The Christmas morning was beautiful. Little on the warm side. Okay, we were probably one of the warmest places in the country. No jacket required, not even in church. Late morning everybody was heading to the beach, including Santa.
It was very peaceful. You see, the park was actually closed. No cars coming in. The birds were not many either. A couple of Great Egrets, a few White Ibis, Moorhens and several Night Herons sleeping in the bushes.
This juvenile was the only one agreeable to a photo shoot. Albeit half-heartedly.
When I arrived to the east end of the marsh, the Osprey nest was empty. But I enjoyed the company of the “duckies” who have pretty much reserved the deep water for themselves. A young Moorhen came up on land and was quite funny walking the “plank” with his big feet.

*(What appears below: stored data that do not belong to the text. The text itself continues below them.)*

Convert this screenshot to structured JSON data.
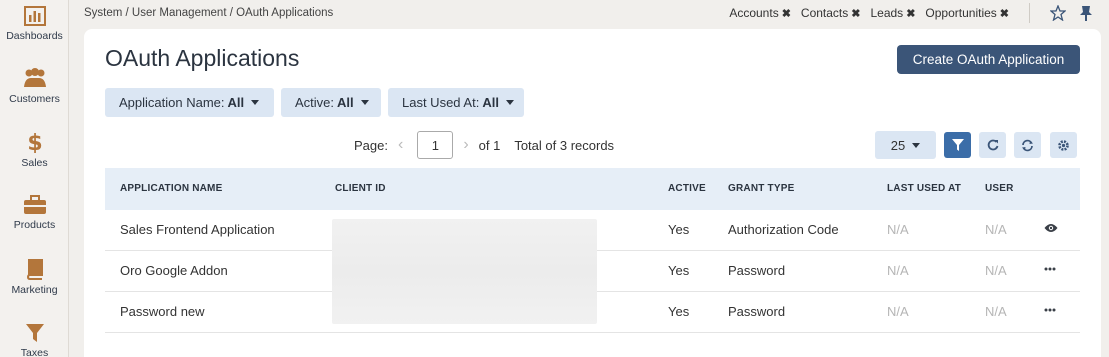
{
  "sidebar": {
    "items": [
      {
        "label": "Dashboards",
        "icon": "dashboards-icon"
      },
      {
        "label": "Customers",
        "icon": "customers-icon"
      },
      {
        "label": "Sales",
        "icon": "dollar-icon"
      },
      {
        "label": "Products",
        "icon": "briefcase-icon"
      },
      {
        "label": "Marketing",
        "icon": "book-icon"
      },
      {
        "label": "Taxes",
        "icon": "funnel-icon"
      }
    ],
    "icon_color": "#b3763b"
  },
  "breadcrumb": "System / User Management / OAuth Applications",
  "pinned": [
    {
      "label": "Accounts",
      "close": "✖"
    },
    {
      "label": "Contacts",
      "close": "✖"
    },
    {
      "label": "Leads",
      "close": "✖"
    },
    {
      "label": "Opportunities",
      "close": "✖"
    }
  ],
  "page": {
    "title": "OAuth Applications",
    "create_label": "Create OAuth Application"
  },
  "filters": [
    {
      "name": "Application Name:",
      "value": "All"
    },
    {
      "name": "Active:",
      "value": "All"
    },
    {
      "name": "Last Used At:",
      "value": "All"
    }
  ],
  "pager": {
    "page_label": "Page:",
    "current_page": "1",
    "of_label": "of 1",
    "total_label": "Total of 3 records",
    "per_page": "25"
  },
  "table": {
    "headers": [
      "APPLICATION NAME",
      "CLIENT ID",
      "ACTIVE",
      "GRANT TYPE",
      "LAST USED AT",
      "USER"
    ],
    "rows": [
      {
        "name": "Sales Frontend Application",
        "client_id": "",
        "active": "Yes",
        "grant_type": "Authorization Code",
        "last_used": "N/A",
        "user": "N/A",
        "action": "eye-icon"
      },
      {
        "name": "Oro Google Addon",
        "client_id": "",
        "active": "Yes",
        "grant_type": "Password",
        "last_used": "N/A",
        "user": "N/A",
        "action": "more-icon"
      },
      {
        "name": "Password new",
        "client_id": "",
        "active": "Yes",
        "grant_type": "Password",
        "last_used": "N/A",
        "user": "N/A",
        "action": "more-icon"
      }
    ]
  },
  "colors": {
    "primary_button": "#3b5578",
    "filter_bg": "#dbe6f3",
    "active_tool": "#3b6da8"
  }
}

Soon the Ibis also wanted to show me his style, balancing on the edge of the installation that regulates the ocean water coming into the marsh.The young Muscovy duck was resting further out, at the corner of the same installation. He lifted his head to acknowledge me, but didn’t move.
I was admiring the little Grebe, who seems to have made the marsh her home, when Mama Sandy flew into her nest.

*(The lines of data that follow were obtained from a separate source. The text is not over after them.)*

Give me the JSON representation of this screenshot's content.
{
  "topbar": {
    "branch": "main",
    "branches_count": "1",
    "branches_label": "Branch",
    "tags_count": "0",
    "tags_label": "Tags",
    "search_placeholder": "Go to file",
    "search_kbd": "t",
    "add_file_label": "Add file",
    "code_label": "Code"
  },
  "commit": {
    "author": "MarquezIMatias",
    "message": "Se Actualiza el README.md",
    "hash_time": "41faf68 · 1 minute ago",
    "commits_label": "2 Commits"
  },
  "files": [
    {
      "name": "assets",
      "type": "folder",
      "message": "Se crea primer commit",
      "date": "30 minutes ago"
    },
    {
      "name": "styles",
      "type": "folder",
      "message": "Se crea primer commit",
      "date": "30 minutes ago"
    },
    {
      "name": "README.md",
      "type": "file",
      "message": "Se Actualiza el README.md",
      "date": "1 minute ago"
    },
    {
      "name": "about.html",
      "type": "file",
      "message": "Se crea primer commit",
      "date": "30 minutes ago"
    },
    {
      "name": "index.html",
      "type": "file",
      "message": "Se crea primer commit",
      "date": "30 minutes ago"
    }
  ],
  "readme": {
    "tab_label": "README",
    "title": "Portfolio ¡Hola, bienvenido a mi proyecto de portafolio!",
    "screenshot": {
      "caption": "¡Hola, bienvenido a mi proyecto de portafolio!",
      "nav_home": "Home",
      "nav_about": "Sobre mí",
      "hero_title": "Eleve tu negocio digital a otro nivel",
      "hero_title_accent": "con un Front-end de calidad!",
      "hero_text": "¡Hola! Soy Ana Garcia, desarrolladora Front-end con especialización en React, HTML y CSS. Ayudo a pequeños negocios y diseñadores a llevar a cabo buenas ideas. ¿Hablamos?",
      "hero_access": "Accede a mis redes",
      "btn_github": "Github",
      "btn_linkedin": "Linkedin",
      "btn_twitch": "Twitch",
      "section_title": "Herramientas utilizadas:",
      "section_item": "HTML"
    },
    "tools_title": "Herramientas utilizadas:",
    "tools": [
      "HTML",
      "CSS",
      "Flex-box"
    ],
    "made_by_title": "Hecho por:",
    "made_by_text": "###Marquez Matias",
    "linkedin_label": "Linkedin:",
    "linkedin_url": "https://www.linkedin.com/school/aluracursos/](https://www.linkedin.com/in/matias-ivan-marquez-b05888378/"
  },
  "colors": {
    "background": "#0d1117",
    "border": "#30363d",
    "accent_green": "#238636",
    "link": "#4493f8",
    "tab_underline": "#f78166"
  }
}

After saying hello, she settled on the back edge of the nest and scanned the skies. Looking up, I didn’t see anything interesting.
And she scanned the ground too. Two unleashed dogs came running with their owner. When outside the dog park, dogs must be on leash. But I don’t think they knew how to read. It’s a pity that their human didn’t either.

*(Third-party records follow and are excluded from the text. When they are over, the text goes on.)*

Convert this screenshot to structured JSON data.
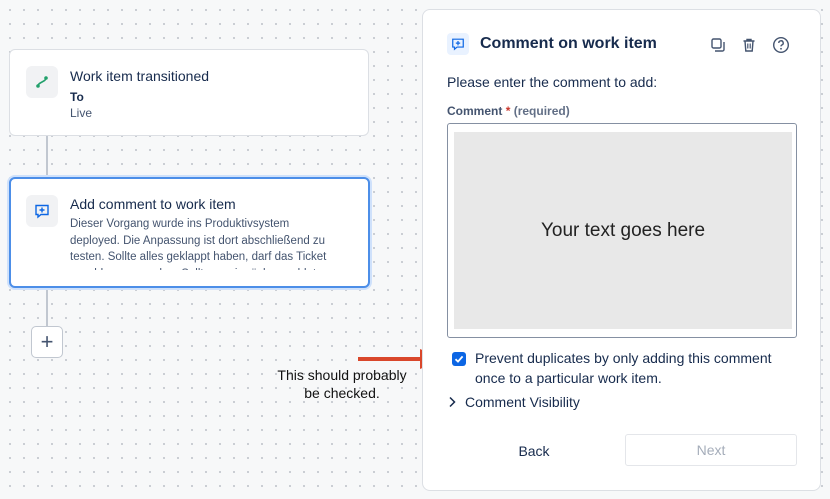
{
  "canvas": {
    "node1": {
      "title": "Work item transitioned",
      "label": "To",
      "value": "Live",
      "icon": "transition-icon"
    },
    "node2": {
      "title": "Add comment to work item",
      "description": "Dieser Vorgang wurde ins Produktivsystem deployed. Die Anpassung ist dort abschließend zu testen. Sollte alles geklappt haben, darf das Ticket geschlossen werden. Sollte es ein rückgemeldet werden.",
      "icon": "comment-add-icon",
      "selected": true
    },
    "add_button_icon": "plus-icon",
    "annotation": {
      "line1": "This should probably",
      "line2": "be checked.",
      "arrow_color": "#d9472b"
    }
  },
  "panel": {
    "title": "Comment on work item",
    "tools": [
      "duplicate-icon",
      "trash-icon",
      "help-icon"
    ],
    "prompt": "Please enter the comment to add:",
    "field_label": "Comment",
    "required_mark": "*",
    "required_text": "(required)",
    "textarea_placeholder": "Your text goes here",
    "prevent_duplicates": {
      "checked": true,
      "label": "Prevent duplicates by only adding this comment once to a particular work item."
    },
    "visibility_label": "Comment Visibility",
    "back_label": "Back",
    "next_label": "Next"
  },
  "colors": {
    "accent": "#0c66e4",
    "selected_border": "#4c8ee8"
  }
}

See, that’s a clear message. You don’t arrive empty-handed. Stanley changed his mind in the last minute. Sandy knows what she wants. And he knows very well he needs to bring a gift to be allowed into the nest. So he flew towards the bay. This courting is getting serious.
When I walked out from the park, I spotted the Northern Mockingbird again. He lives somewhere close to the wooden fence of the park. He was in deep thought. Very serious. Maybe he’s been following the Osprey saga, and was pondering where to find a mate of his own.
Just before arriving home, I saw Sandy and Stanley flying together very far over the bay. It looked like she would get her gift. Sooner or later. Stanley had already caught a fish. I didn’t get a good picture of the two of them as they flew so far apart, but I’ll share what I’ve got so you’ll see I’m not kidding. He clearly has a fish. In less than ten minutes. There’s hope for this romance.
With that continuing excitement at the salt marsh, I wish you all a great Boxing Day! Peace.